Malheureusement, la politique agricole actuelle prétérite les régions de montagne, confrontées à des conditions de travail très dures. Pour cette raison, elles doivent jouir d’un soutien spécial. De ce point de vue, la politique agricole de la Confédération donne parfois des impulsions erronées, par exemple s’agissant de la promotion de la biodiversité.
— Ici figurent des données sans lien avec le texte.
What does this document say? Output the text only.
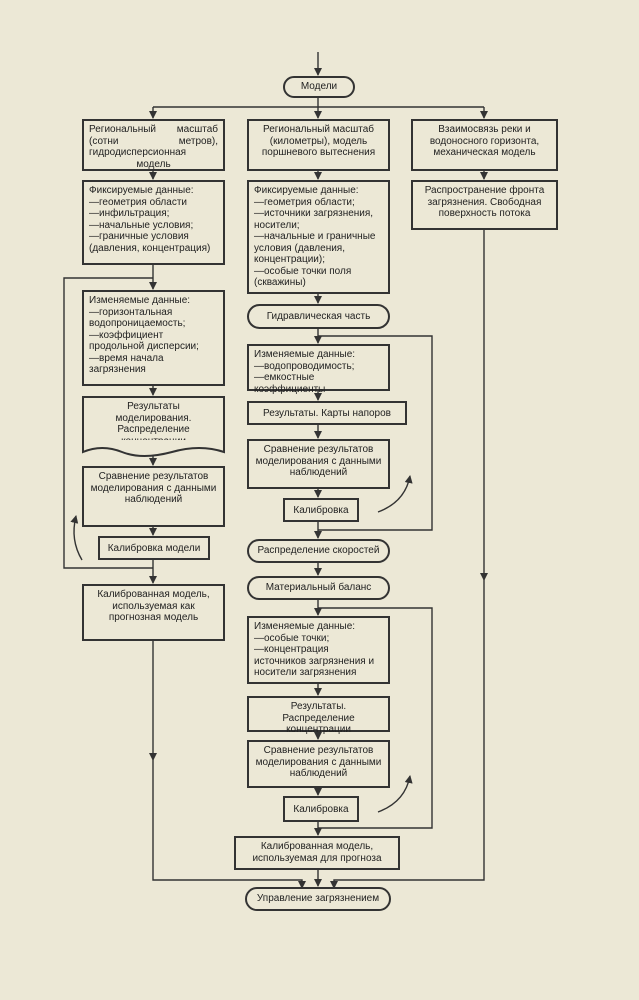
Модели
Региональный масштаб (сотни метров), гидродисперсионная модель
Фиксируемые данные:
—геометрия области
—инфильтрация;
—начальные условия;
—граничные условия (давления, концентрация)
Изменяемые данные:
—горизонтальная водопроницаемость;
—коэффициент продольной дисперсии;
—время начала загрязнения
Результаты моделирования. Распределение
Сравнение результатов моделирования с данными наблюдений
Калибровка модели
Калиброванная модель, используемая как прогнозная модель
Региональный масштаб (километры), модель поршневого вытеснения
Фиксируемые данные:
—геометрия области;
—источники загрязнения, носители;
—начальные и граничные условия (давления, концентрации);
—особые точки поля (скважины)
Гидравлическая часть
Изменяемые данные:
—водопроводимость;
—емкостные коэффициенты
Результаты. Карты напоров
Сравнение результатов моделирования с данными наблюдений
Калибровка
Распределение скоростей
Материальный баланс
Изменяемые данные:
—особые точки;
—концентрация источников загрязнения и носители загрязнения
Результаты. Распределение концентрации
Сравнение результатов моделирования с данными наблюдений
Калибровка
Калиброванная модель, используемая для прогноза
Взаимосвязь реки и водоносного горизонта, механическая модель
Распространение фронта загрязнения. Свободная поверхность потока
Управление загрязнением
Nos paysans ne doivent pas être réduits à de simples paysagistes. Leur mission essentielle consiste en la production d’aliments sains et riches, et il s’agit de ne pas l’oublier. Il est urgent, de ce point de vue, de limiter les carcans administratifs qu’on a vus croître démesurément ces dernières années.
Les grands prédateurs tels que le loup, l’ours et le lynx sont des entraves pour notre agriculture. Le loup n’a pas sa place dans un territoire aussi congru que la Suisse. Une agriculture efficiente et productive ne peut subsister que moyennant la protection et le soutien qu’elle mérite. La cohabitation de l’homme et des grands prédateurs ne peut pas fonctionner. Sinon, pourquoi nos ancêtres auraient-ils si opiniâtrement combattu l’ours et le loup sur leurs terres ? L’élevage d’ovins dans notre pays requiert beaucoup d’engagement et d’enthousiasme. La protection et la réintroduction d’espèces animales éteintes jusqu’il y a peu ne doit aucun cas aboutir au découragement des éleveurs de moutons et, au bout du compte, à l’abandon de leur activité.